Ng Eain Yow

Personal information
- Born: 26 January 1998 (age 28) Kuala Lumpur, Malaysia
- Height: 1.70 m (5 ft 7 in)
- Weight: 65 kg (143 lb)

Sport
- Country: Malaysia
- Retired: Active
- Highest ranking: No. 10 (April 2025)
- Current ranking: No. 12 (14 July 2025)
- Title: 7

Medal record
Representing Malaysia
Men's squash
Asian Games
| Gold medal – first place | 2018 Jakarta-Palembang | Team |
| Gold medal – first place | 2022 Hangzhou | Singles |
| Gold medal – first place | 2026 Aichi-Nagoya | Singles |
| Bronze medal – third place | 2022 Hangzhou | Team |
Asian Championships
| Gold medal – first place | 2021 Islamabad | Singles |

= Ng Eain Yow =

Malaysian squash player (born 1998)

Ng Eain Yow (born 26 January 1998) is a Malaysian professional squash player.

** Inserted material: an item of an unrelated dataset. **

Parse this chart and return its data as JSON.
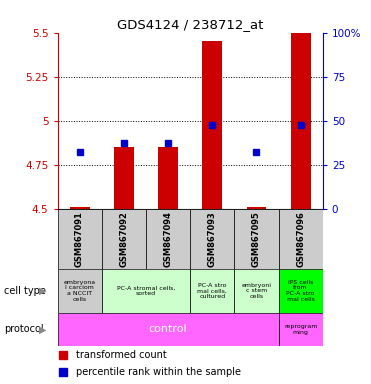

He reached a career high ranking of 10 in the world during April 2025.

== Biography ==
Ng was born and bred in Kuala Lumpur, Malaysia to Low Soo Goon and Ng Hong Yuen. Ng was exposed to the sport at the age of five and started training properly two years later.

In 2024, Ng won his 8th PSA title after securing victory in the ACE Malaysia Cup during the 2024–25 PSA Squash Tour.